When you visit the Orkney Islands, I recommend flying to Kirkwall airport. Or, you could fly through Inverness and to Flotta airport directly. Flotta is in Stromness, and you can catch the ferry from there.

That is not what I did. I flew into Glasgow. I flew from Dawson's Creek to Vancouver, Vancouver to Toronto, and Toronto to Glasgow. It took me twenty-seven hours. Now, you might rightly ask, who in their right mind would fly into Glasgow if they were going to Hoy?

Don't get me wrong. This isn't a dig at Glasgow. I'd go back in a heartbeat. The Necropolis alone is worth the trip! It is just that Glasgow is in the lower middle section of Scotland, and Hoy is in the northernmost part of the country. I mean, it's not as far as the Shetland islands, but it is just north of the landmass of Scotland itself. So the answer to the question, 'who in their right mind would fly into Glasgow if their destination was Hoy?' is no one. That's why I did it. The Reverend thought of everything. He had planned to lead my birth father on a merry little dance and perhaps lose him along the way. Well, he thought of almost everything.

It was a grey day when we landed. The sort of day that makes you want to curl up with your favourite book.

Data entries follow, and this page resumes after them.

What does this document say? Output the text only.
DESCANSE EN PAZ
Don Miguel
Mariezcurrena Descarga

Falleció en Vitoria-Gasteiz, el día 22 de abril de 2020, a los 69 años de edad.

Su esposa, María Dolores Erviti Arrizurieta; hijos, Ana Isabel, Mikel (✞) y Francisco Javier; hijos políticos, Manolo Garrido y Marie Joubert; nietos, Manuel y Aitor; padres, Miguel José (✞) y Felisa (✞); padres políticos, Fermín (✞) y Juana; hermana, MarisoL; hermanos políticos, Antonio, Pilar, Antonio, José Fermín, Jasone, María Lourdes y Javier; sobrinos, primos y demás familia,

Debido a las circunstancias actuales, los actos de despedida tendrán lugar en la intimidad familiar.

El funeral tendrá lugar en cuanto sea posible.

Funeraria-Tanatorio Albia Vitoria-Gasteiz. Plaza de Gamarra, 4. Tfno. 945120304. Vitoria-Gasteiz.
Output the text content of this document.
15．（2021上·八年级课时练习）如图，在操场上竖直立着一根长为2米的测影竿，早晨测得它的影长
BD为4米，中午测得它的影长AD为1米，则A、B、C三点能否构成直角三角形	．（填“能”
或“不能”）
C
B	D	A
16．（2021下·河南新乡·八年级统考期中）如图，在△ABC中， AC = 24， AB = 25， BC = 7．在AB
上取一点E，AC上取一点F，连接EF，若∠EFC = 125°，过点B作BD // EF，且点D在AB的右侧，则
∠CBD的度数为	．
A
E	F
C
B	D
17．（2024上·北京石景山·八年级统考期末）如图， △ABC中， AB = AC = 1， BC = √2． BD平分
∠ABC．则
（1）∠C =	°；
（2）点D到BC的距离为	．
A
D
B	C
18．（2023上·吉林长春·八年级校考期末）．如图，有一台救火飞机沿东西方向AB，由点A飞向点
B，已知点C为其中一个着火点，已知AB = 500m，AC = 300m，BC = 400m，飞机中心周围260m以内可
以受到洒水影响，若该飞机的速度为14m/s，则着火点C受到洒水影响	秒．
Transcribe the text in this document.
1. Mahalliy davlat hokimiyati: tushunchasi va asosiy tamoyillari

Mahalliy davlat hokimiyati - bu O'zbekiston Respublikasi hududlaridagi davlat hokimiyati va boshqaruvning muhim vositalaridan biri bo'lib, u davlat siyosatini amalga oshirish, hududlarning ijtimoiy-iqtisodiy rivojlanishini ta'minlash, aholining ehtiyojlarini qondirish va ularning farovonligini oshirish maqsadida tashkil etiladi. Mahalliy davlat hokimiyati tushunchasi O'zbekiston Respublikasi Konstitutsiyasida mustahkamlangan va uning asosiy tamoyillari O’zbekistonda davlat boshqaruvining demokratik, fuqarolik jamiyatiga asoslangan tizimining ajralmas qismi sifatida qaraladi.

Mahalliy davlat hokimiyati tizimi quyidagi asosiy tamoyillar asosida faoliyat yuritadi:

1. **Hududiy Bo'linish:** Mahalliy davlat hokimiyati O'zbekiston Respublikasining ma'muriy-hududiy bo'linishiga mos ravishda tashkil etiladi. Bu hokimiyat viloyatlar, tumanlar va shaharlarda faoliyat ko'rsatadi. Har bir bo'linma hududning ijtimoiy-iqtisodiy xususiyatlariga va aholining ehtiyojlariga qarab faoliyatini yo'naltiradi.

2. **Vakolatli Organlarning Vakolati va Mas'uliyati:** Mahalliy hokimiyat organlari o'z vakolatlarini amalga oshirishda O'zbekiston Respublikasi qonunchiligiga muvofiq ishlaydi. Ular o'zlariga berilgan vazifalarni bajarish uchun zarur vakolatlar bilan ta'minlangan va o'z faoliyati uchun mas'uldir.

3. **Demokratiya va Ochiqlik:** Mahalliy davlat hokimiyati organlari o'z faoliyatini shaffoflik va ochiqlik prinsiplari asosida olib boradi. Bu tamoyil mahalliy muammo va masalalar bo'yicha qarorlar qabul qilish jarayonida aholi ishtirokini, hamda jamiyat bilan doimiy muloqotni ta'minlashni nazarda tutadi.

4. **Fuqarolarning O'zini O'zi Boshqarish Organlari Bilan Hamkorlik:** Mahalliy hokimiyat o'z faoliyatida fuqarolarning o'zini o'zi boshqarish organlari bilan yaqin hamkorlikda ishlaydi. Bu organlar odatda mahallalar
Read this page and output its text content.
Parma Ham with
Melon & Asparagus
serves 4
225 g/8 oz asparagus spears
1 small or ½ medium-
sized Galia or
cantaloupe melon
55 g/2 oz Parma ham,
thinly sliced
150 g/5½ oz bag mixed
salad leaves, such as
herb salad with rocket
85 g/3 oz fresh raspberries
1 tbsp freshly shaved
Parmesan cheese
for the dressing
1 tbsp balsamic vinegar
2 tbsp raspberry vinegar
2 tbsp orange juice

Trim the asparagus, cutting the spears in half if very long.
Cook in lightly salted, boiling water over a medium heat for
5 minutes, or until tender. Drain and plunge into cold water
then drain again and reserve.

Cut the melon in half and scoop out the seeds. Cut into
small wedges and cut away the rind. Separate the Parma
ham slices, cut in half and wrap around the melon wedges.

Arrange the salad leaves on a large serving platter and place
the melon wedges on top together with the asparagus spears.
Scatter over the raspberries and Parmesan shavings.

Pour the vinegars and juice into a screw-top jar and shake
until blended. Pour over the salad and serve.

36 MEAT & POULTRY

I've been a big reader my whole life, especially - and don't you dare laugh - fantasy romance—gothic novels with vampires, werewolves, and fae. I used to have more book boyfriends than friends, but I hadn't read a single word since my Dad got sick.

When I started reading again, it was different from my usual fare. On the plane from Toronto to Amsterdam, I read a short history of Taylor B.C. I picked it up during my time in Taylor. It was a shiny yellow colour, with an old, grainy, black-and-white photograph centred on the cover. It looked like something a Grandmother put together over many years. I was charmed.

I wasn't surprised that there was a curious chapter in it about the little church—the one across the street from my birth mother's house. What did surprise me was the spooky-looking photograph of a family that went with it. The church was built when a former Anglican Priest had died tragically along with his wife and children. A flash flood in the Peace River swept their car away.

The Priest looked familiar.

The tragic accident was on July 8th, 1930. It happened before my Mother moved to Taylor by at least 20 years. The Reverend had been in Taylor since at least 1917! The eldest of his four daughters was thirteen. Not only that, but he had a family! Four daughters and a severe-looking wife! He'd had an entire family, and they had all died. The house was close enough to the Peace River that I could hear the water running if I kept the window open.

The Reverend had been on his way home from a 'sports stampede' in Dawson's Creek. The whole thing sounded awful. My heart broke for him. But, I couldn't wrap my head around Rev Sampson being the same man as Rev Otto. But the photograph couldn't be denied! How had no one noticed?

What's more, from what I could tell, he was still my age. He was still my age, and he'd had four kids in the 1930s and had fallen in love with my Mother in the 1950s. Maybe he was what my birth mother is? Perhaps he was something else?

I think the shock was why I slept like the dead on the last flight. It was all so much. My body and mind had had enough. I slept like the dead.